The point is, this book is answering/saying the same thing/reinforcing many of the questions/conversations we’ve been asking/having/discussing as a leadership team at Cornerstone for the past few months, and its just been sitting on the shelf waiting to be read. My plan is to buy a copy for my wife as soon as I can, and then our leadership team and whoever else wants a copy after that. I try not to push books too much as far as, “You need to go read this.” But this is one that I would encourage everyone to read.

Without further ado, and before this post gets way too long, here’s one of the first quotes that’s by no means “revolutionary,” but is just one of those ideas that needs to live in you daily. Reggie writes:

Program driven churches and ministry organizations operate on the suspect but often unchallenged assumptions. These assumptions are that people will be better off if they just participate in certain activities that the church or organization has sanctioned for its ministry agenda…They [the participants][then] wonder, ‘Where’s the abundant life that was promised if we only participated more?’ The answer is that achieving abundant life will require intentional personal development.
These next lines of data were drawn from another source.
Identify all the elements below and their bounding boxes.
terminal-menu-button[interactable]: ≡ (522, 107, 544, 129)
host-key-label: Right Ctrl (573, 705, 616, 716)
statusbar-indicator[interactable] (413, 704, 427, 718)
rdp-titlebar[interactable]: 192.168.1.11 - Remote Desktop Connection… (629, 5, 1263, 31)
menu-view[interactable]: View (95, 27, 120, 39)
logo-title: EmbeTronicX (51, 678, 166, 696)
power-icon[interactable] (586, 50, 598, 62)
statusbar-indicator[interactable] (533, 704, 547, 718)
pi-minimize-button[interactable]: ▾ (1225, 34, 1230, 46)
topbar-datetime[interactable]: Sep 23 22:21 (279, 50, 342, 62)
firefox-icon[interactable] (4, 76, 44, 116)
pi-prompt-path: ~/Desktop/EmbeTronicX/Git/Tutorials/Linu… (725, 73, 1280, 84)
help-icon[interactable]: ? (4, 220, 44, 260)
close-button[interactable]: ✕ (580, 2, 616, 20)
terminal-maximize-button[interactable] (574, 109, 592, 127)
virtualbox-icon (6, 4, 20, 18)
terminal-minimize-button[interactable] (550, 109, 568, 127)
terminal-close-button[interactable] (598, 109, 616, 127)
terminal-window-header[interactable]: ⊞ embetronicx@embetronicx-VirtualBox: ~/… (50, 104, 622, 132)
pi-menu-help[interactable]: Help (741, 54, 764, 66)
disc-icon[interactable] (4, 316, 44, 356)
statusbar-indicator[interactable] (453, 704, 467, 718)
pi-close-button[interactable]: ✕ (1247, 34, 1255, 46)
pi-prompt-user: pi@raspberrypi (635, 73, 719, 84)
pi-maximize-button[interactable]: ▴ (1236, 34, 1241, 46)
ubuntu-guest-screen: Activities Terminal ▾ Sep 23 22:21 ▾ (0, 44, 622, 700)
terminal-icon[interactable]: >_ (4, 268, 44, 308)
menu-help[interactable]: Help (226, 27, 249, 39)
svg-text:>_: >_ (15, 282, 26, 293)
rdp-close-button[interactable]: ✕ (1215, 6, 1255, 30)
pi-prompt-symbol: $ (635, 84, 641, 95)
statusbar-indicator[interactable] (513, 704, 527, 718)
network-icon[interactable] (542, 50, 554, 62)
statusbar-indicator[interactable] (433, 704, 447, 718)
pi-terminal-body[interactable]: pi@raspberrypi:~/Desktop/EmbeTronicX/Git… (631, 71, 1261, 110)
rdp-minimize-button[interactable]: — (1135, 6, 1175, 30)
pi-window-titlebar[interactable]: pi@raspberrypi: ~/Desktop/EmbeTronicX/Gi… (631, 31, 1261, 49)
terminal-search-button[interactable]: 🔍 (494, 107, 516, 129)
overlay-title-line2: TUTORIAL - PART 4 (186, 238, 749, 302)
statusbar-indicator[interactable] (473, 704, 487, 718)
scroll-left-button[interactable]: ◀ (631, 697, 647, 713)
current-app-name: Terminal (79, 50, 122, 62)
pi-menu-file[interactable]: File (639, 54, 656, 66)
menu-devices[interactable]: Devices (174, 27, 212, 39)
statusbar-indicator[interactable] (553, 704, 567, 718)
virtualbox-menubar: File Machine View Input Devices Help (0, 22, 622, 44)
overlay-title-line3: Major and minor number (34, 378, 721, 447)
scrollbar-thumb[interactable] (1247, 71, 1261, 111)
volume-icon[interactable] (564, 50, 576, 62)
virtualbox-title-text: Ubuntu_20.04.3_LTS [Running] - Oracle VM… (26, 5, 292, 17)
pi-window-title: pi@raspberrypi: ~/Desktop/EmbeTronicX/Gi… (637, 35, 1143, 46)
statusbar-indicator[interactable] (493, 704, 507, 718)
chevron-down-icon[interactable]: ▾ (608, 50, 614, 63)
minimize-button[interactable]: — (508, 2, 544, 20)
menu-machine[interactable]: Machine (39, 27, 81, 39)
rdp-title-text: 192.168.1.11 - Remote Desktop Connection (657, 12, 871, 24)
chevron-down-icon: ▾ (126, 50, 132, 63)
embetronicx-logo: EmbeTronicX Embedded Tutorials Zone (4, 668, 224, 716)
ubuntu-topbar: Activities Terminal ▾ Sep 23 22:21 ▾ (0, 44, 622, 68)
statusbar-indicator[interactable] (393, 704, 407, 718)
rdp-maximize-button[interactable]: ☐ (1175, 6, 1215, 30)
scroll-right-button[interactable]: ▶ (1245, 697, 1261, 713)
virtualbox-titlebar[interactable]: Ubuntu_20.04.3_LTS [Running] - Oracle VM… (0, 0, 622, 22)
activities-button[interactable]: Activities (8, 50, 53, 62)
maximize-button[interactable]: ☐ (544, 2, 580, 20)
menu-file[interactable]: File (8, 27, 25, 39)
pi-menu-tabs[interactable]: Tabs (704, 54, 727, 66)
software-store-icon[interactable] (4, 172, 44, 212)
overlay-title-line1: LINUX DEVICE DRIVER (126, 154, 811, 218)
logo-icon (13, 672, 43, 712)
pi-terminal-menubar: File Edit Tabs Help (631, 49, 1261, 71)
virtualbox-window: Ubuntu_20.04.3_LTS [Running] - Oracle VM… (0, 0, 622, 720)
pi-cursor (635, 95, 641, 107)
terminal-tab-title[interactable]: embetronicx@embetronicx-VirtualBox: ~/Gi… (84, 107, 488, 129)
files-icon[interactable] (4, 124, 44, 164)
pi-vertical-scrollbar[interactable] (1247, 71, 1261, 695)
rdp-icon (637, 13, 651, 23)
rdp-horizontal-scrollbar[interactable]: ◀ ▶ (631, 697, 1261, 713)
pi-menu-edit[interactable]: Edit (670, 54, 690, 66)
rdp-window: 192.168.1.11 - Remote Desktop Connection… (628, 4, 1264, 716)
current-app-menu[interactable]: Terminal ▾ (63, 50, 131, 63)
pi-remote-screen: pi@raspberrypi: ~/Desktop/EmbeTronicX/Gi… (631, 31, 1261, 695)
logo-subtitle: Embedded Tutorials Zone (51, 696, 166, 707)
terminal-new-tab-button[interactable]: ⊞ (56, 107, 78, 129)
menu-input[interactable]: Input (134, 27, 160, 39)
Dang. That’s a big shift for a lot of people. This means no giving up. This means less, “I don’t feel like it today.” This means less, “Well, I’ll just let it slide for a couple of days, I’ll be fine.” This means less, “that last relationship was one thing, this one will be different.” This means less, “We’ll just talk about it tomorrow.” This means less, “I promise, tomorrow I’ll start reading and praying more.”

At the same time, it means, quit worrying about a bunch of rules (irony, I know) and dive in deep to that relationship with Jesus.

Achieving abundant life will require intentional personal development.